De werkruimte is dan een zelfstandig deel van de woning, bijvoorbeeld door het hebben van eigen sanitair en een eigen opgang. Verder moet de ondernemer/zzp’er daar per kalenderjaar minimaal 30% — en zelfs 70% als hij elders werkruimte heeft — van zijn inkomsten verdienen en moet hij 70% van zijn inkomsten vanuit zijn werkkamer organiseren. Een werkkamer die een zelfstandig gedeelte van een woning is, moet overigens vaak verplicht op de balans worden gezet. Aan de regels voor de ‘fiscaal erkende werkruimte’ kom je dan helemaal niet toe.
5. Hoe zit het bij een eigen woning?
Dan gelden min of meer dezelfde regels, al hebben ze een andere uitwerking. Het kostenplaatje is anders. In plaats van huur is sprake van rente, onderhoud, afschrijving, enzovoorts. Als de woning op de balans staat, is een waardestijging bij verkoop van de woning belast. Verwacht u een waardestijging van de eigen woning van méér dan 2% per jaar, dan is het in de meeste gevallen niet voordelig om de woning op de balans te zetten.

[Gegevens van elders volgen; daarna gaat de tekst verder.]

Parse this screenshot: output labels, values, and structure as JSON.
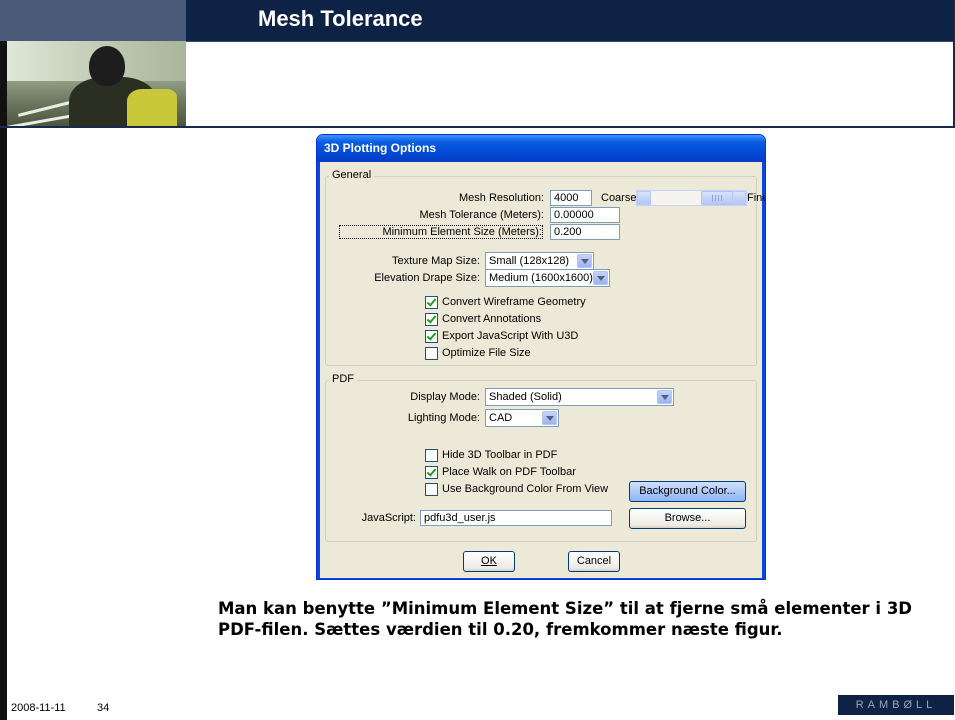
{
  "slide": {
    "title": "Mesh Tolerance",
    "body_text": "Man kan benytte ”Minimum Element Size” til at fjerne små elementer i 3D PDF-filen. Sættes værdien til 0.20, fremkommer næste figur.",
    "footer_date": "2008-11-11",
    "footer_page": "34",
    "logo_text": "RAMBØLL"
  },
  "dialog": {
    "title": "3D Plotting Options",
    "general": {
      "legend": "General",
      "mesh_resolution_label": "Mesh Resolution:",
      "mesh_resolution_value": "4000",
      "coarse_label": "Coarse",
      "fine_label": "Fine",
      "slider_level": 0.8,
      "mesh_tolerance_label": "Mesh Tolerance (Meters):",
      "mesh_tolerance_value": "0.00000",
      "min_element_label": "Minimum Element Size (Meters):",
      "min_element_value": "0.200",
      "texture_map_label": "Texture Map Size:",
      "texture_map_value": "Small (128x128)",
      "elevation_drape_label": "Elevation Drape Size:",
      "elevation_drape_value": "Medium (1600x1600)",
      "checkboxes": [
        {
          "label": "Convert Wireframe Geometry",
          "checked": true
        },
        {
          "label": "Convert Annotations",
          "checked": true
        },
        {
          "label": "Export JavaScript With U3D",
          "checked": true
        },
        {
          "label": "Optimize File Size",
          "checked": false
        }
      ]
    },
    "pdf": {
      "legend": "PDF",
      "display_mode_label": "Display Mode:",
      "display_mode_value": "Shaded (Solid)",
      "lighting_mode_label": "Lighting Mode:",
      "lighting_mode_value": "CAD",
      "checkboxes": [
        {
          "label": "Hide 3D Toolbar in PDF",
          "checked": false
        },
        {
          "label": "Place Walk on PDF Toolbar",
          "checked": true
        },
        {
          "label": "Use Background Color From View",
          "checked": false
        }
      ],
      "background_color_button": "Background Color...",
      "javascript_label": "JavaScript:",
      "javascript_value": "pdfu3d_user.js",
      "browse_button": "Browse..."
    },
    "ok_button": "OK",
    "cancel_button": "Cancel"
  }
}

6. Is het mogelijk alléén de werkkamer op de balans te zetten?
Ja. Dan zijn de werkelijke kosten en de afschrijving aftrekbaar en is alleen de eventuele waardevermeerdering van dat deel van de eigen woning belast. Is de werkkamer geen deel van het ondernemingsvermogen en staat deze dus niet op de balans, maar voldoet u wel aan de eisen voor een fiscaal erkende werkruimte (zie onder 4), dan gaat de werkkamer tot het box 3-vermogen behoren. Er is dan geen hypotheekrenteaftrek en eigenwoningforfait meer voor de werkkamer (berekend naar rato van de oppervlakte van de woning). Van de winst mogen niet de werkelijke kosten (zoals bij de huurwoning) worden afgetrokken, maar wel jaarlijks 4% van de waarde van de werkkamer plus de kosten van verwarming, elektra, inrichting en andere huurderslasten. Het is dus wel zo verstandig de verschillende scenario’s door een expert te laten narekenen.
7. Kun je elk jaar opnieuw de keuze maken?
Nee. Bij aanvang van de onderneming — of bij verhuizing, zie de Tip — kunt u bepalen of u de woning dan wel de werkkamer op de balans zet of privé houdt. Daarna kan dit alleen als zich bijzondere omstandigheden aandienen, maar nieuwe rechtspraak is dat in het algemeen niet.